I learned recently that you can use wget -r -P ./pdfs -A pdf http://example.com/ to recursively download pdf files from a website. However this is not cross-platform as Windows doesn't have wget. I want to use Python to achieve the same thing. The only solutions I've seen are non-recursive - e.g. https://stackoverflow.com/a/54618327/3042018

I would also like to be able to just get the names of the files without downloading so I can check if a file has already been downloaded.

There are so many tools available in Python. What is a good solution here? Should I use one of the "mainstream" packages like scrapy or selenium or maybe just requests? Which is the most suitable for this task please, and how do I implement it?

Robin Andrews
  • 3,514
  • 11
  • 43
  • 111

1 Answers1

0

You can try several more ways, maybe you can find the right one for you. Here's an example.

If it's just a single download, you can use the following methods.
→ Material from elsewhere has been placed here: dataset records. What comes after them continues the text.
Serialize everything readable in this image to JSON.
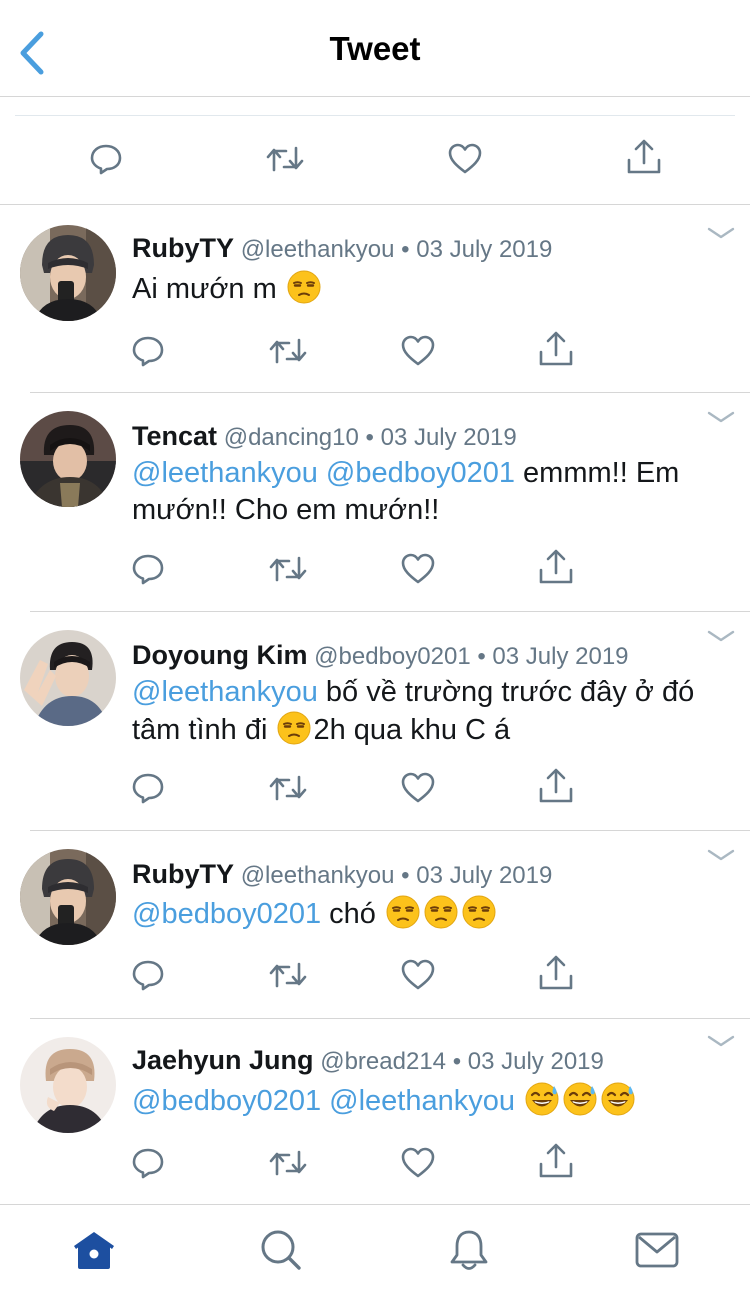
{
  "header": {
    "title": "Tweet"
  },
  "main_actions": [
    "reply-icon",
    "retweet-icon",
    "like-icon",
    "share-icon"
  ],
  "replies": [
    {
      "name": "RubyTY",
      "handle": "@leethankyou",
      "date": "03 July 2019",
      "avatar": "avatar-rubyty",
      "text_parts": [
        {
          "type": "text",
          "value": "Ai mướn m "
        },
        {
          "type": "emoji",
          "value": "unamused-face"
        }
      ]
    },
    {
      "name": "Tencat",
      "handle": "@dancing10",
      "date": "03 July 2019",
      "avatar": "avatar-tencat",
      "text_line1_mentions": "@leethankyou @bedboy0201",
      "text_line1_rest": " emmm!! Em",
      "text_line2": "mướn!! Cho em mướn!!"
    },
    {
      "name": "Doyoung Kim",
      "handle": "@bedboy0201",
      "date": "03 July 2019",
      "avatar": "avatar-doyoung",
      "text_line1_mention": "@leethankyou",
      "text_line1_rest": " bố về trường trước đây ở đó",
      "text_line2_a": "tâm tình đi ",
      "text_line2_b": "2h qua khu C á"
    },
    {
      "name": "RubyTY",
      "handle": "@leethankyou",
      "date": "03 July 2019",
      "avatar": "avatar-rubyty",
      "text_mention": "@bedboy0201",
      "text_rest": " chó "
    },
    {
      "name": "Jaehyun Jung",
      "handle": "@bread214",
      "date": "03 July 2019",
      "avatar": "avatar-jaehyun",
      "text_mentions": "@bedboy0201 @leethankyou",
      "text_rest": " "
    }
  ],
  "dot": "•",
  "tabbar": {
    "items": [
      "home-icon",
      "search-icon",
      "notifications-icon",
      "messages-icon"
    ],
    "active": "home-icon"
  },
  "colors": {
    "accent": "#4a9ede",
    "secondary_text": "#657786",
    "icon_gray": "#657786",
    "home_active": "#1d4fa0"
  }
}
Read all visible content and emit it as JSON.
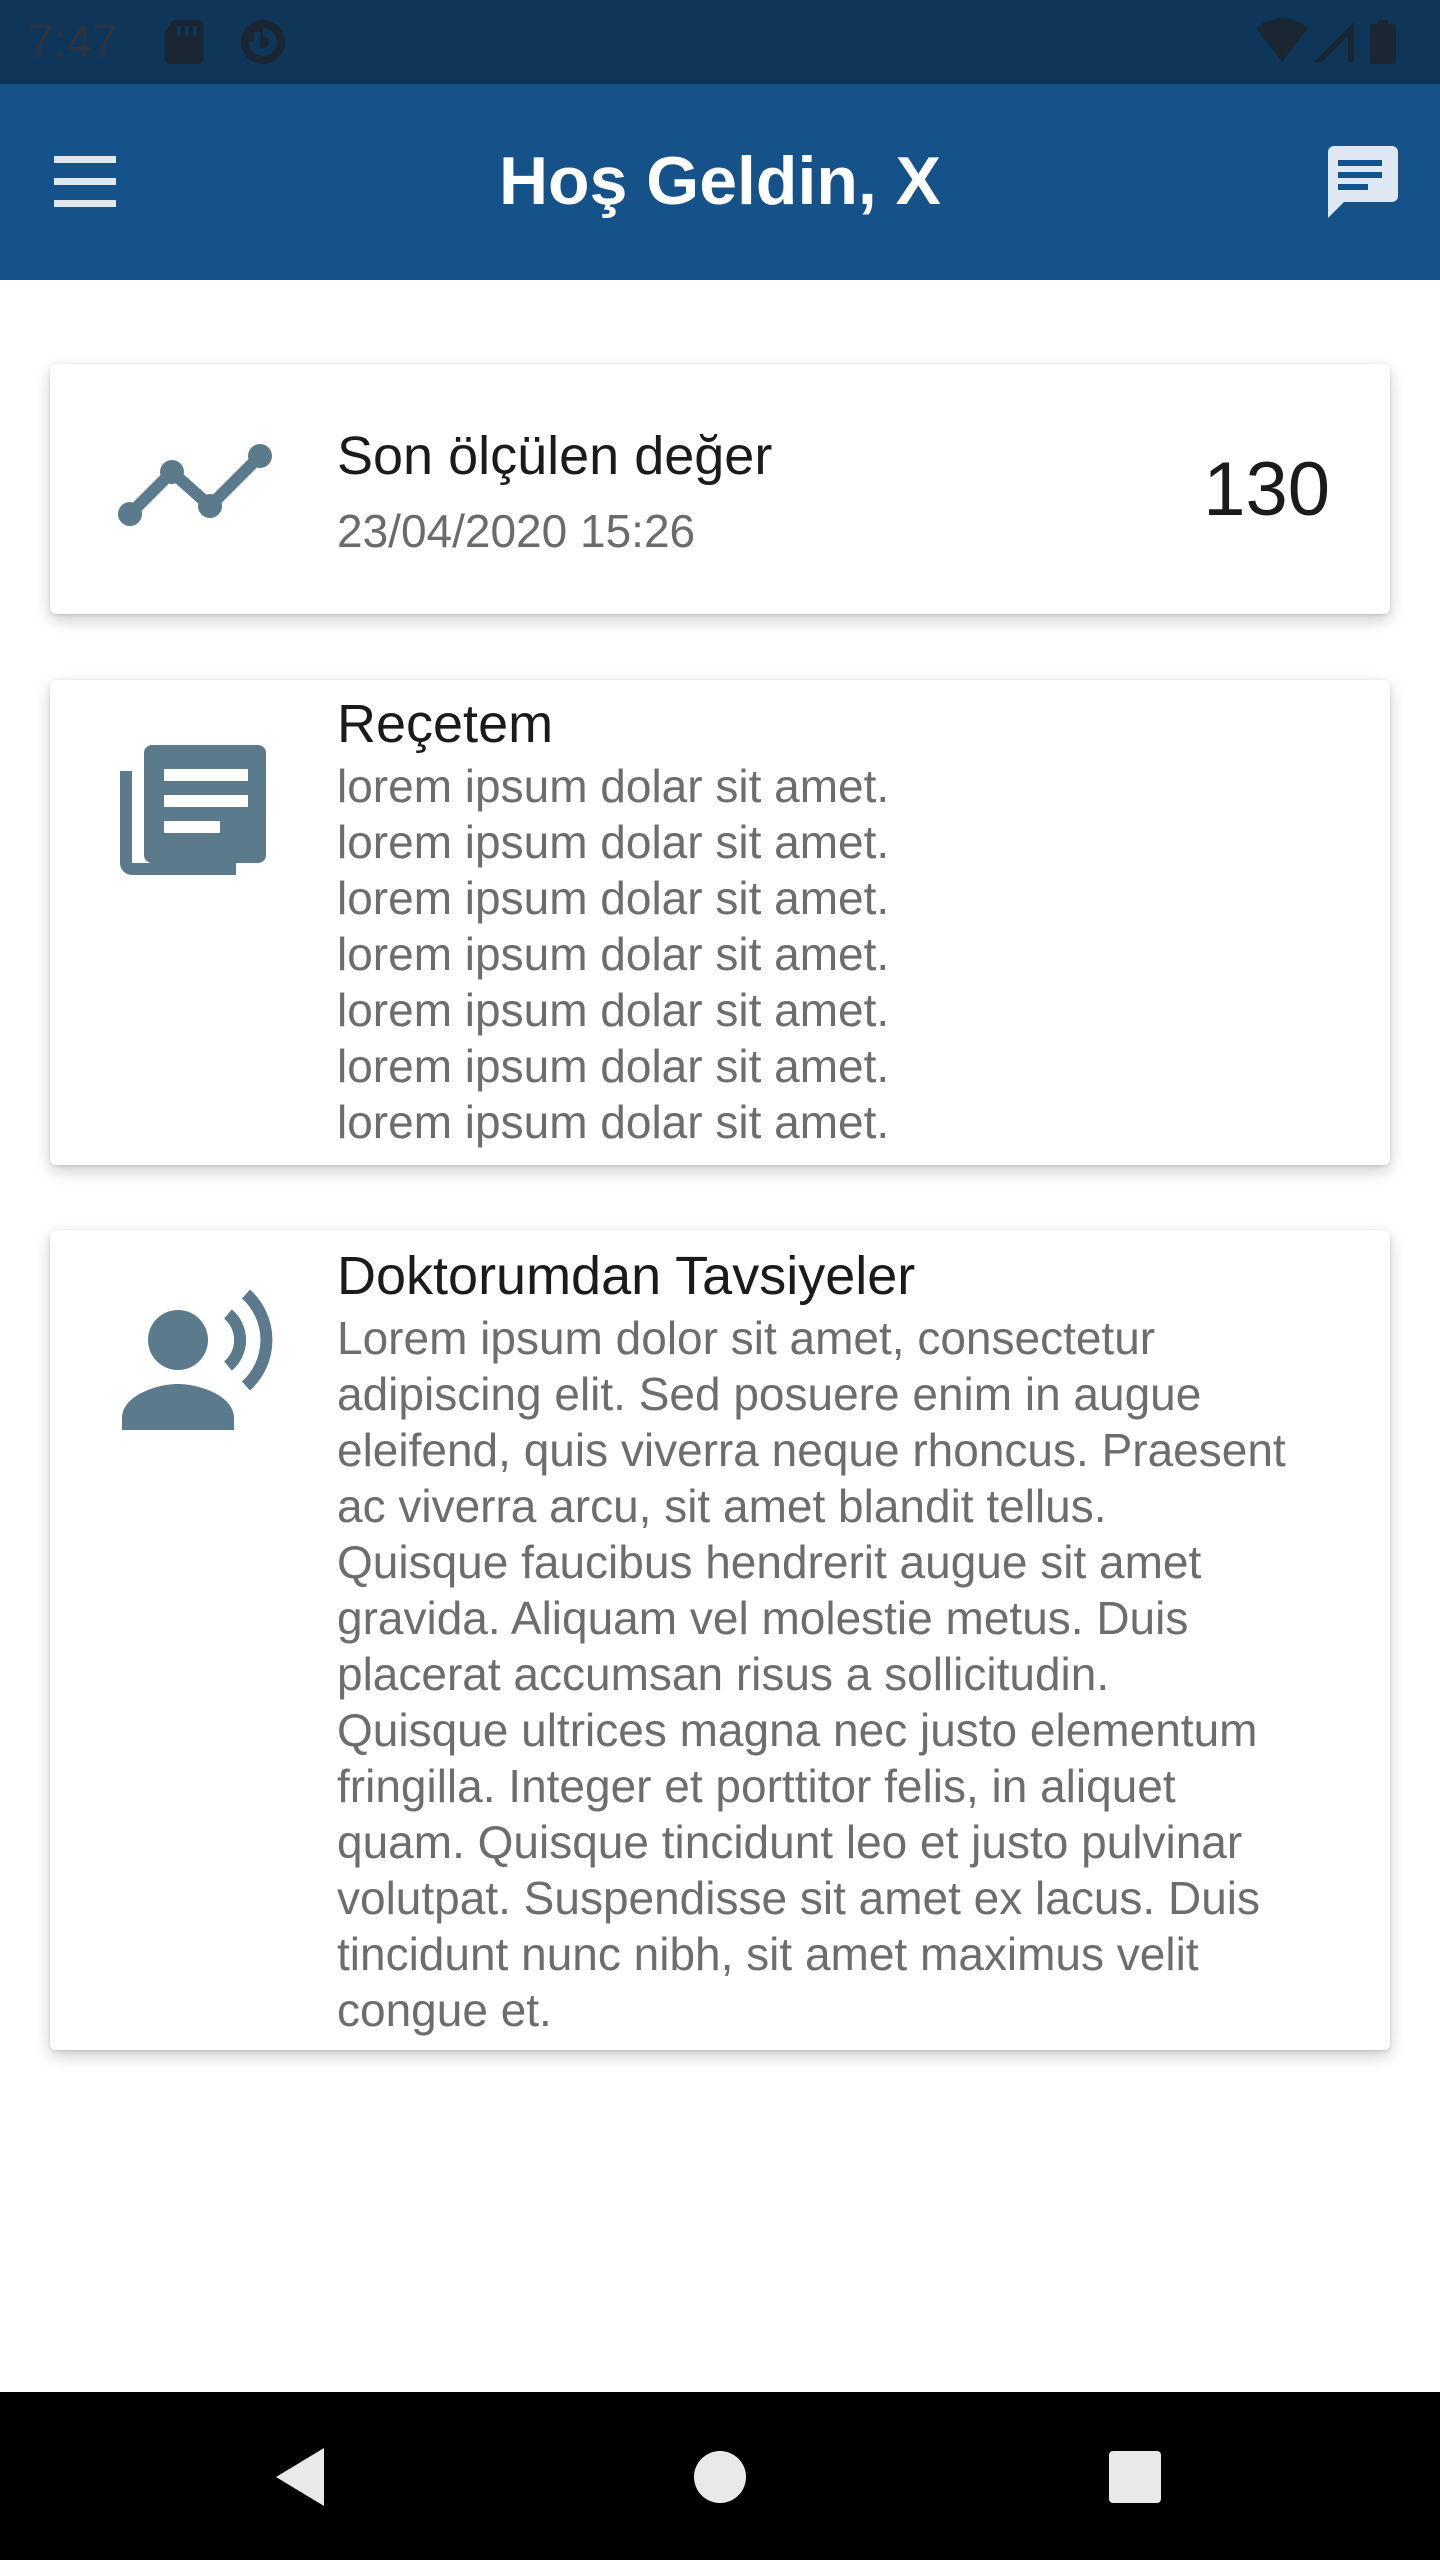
{
  "status_bar": {
    "time": "7:47",
    "left_icons": [
      "sd-card-icon",
      "data-saver-icon"
    ],
    "right_icons": [
      "wifi-icon",
      "cell-signal-icon",
      "battery-icon"
    ]
  },
  "app_bar": {
    "title": "Hoş Geldin, X",
    "menu_icon": "menu-icon",
    "chat_icon": "chat-icon"
  },
  "cards": {
    "measurement": {
      "icon": "trend-line-icon",
      "title": "Son ölçülen değer",
      "subtitle": "23/04/2020 15:26",
      "value": "130"
    },
    "prescription": {
      "icon": "prescription-document-icon",
      "title": "Reçetem",
      "body": "lorem ipsum dolar sit amet.\nlorem ipsum dolar sit amet.\nlorem ipsum dolar sit amet.\nlorem ipsum dolar sit amet.\nlorem ipsum dolar sit amet.\nlorem ipsum dolar sit amet.\nlorem ipsum dolar sit amet."
    },
    "doctor_advice": {
      "icon": "speaking-person-icon",
      "title": "Doktorumdan Tavsiyeler",
      "body": "Lorem ipsum dolor sit amet, consectetur\nadipiscing elit. Sed posuere enim in augue\neleifend, quis viverra neque rhoncus. Praesent\nac viverra arcu, sit amet blandit tellus.\nQuisque faucibus hendrerit augue sit amet\ngravida. Aliquam vel molestie metus. Duis\nplacerat accumsan risus a sollicitudin.\nQuisque ultrices magna nec justo elementum\nfringilla. Integer et porttitor felis, in aliquet\nquam. Quisque tincidunt leo et justo pulvinar\nvolutpat. Suspendisse sit amet ex lacus. Duis\ntincidunt nunc nibh, sit amet maximus velit\ncongue et."
    }
  },
  "nav_bar": {
    "buttons": [
      "back-icon",
      "home-icon",
      "recents-icon"
    ]
  },
  "colors": {
    "status_bar": "#0e3659",
    "app_bar": "#16528a",
    "icon_gray": "#5b7a8c",
    "nav_bar": "#000000"
  }
}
from simplified_scrapy import req, utils
res = req.get("http://example.com/xxx.pdf")
path = "./pdfs/xxx.pdf"
utils.saveResponseAsFile(res, path)

If you need to download the page first, and then extract the PDF link from the page, you can use the following method。

import os, sys
from simplified_scrapy import Spider, SimplifiedDoc, SimplifiedMain, utils
class MySpider(Spider):
    name = 'download_pdf'
    start_urls = ["http://example.com/"] # Entry page

    def __init__(self):
        Spider.__init__(self, self.name)  #necessary
        if (not os.path.exists('./pdfs')):
            os.mkdir('./pdfs')

    def afterResponse(self, response, url, error=None, extra=None):
        try:
            path = './pdfs' + url[url.rindex('/'):]
            index = path.find('?')
            if index > 0: path = path[:index]
            flag = utils.saveResponseAsFile(response, path, fileType="pdf")
            if flag:
                return None
            else:  # If it's not a pdf, leave it to the frame
                return Spider.afterResponse(self, response, url, error)
        except Exception as err:
            print(err)

    def extract(self, url, html, models, modelNames):
        doc = SimplifiedDoc(html)
        lst = doc.selects('a').containsReg(".*.pdf", attr="href")
        for a in lst:
            a["url"] = utils.absoluteUrl(url.url, a["href"])
        return {"Urls": lst, "Data": None}


SimplifiedMain.startThread(MySpider())  # Start download
dabingsou
  • 2,469
  • 1
  • 5
  • 8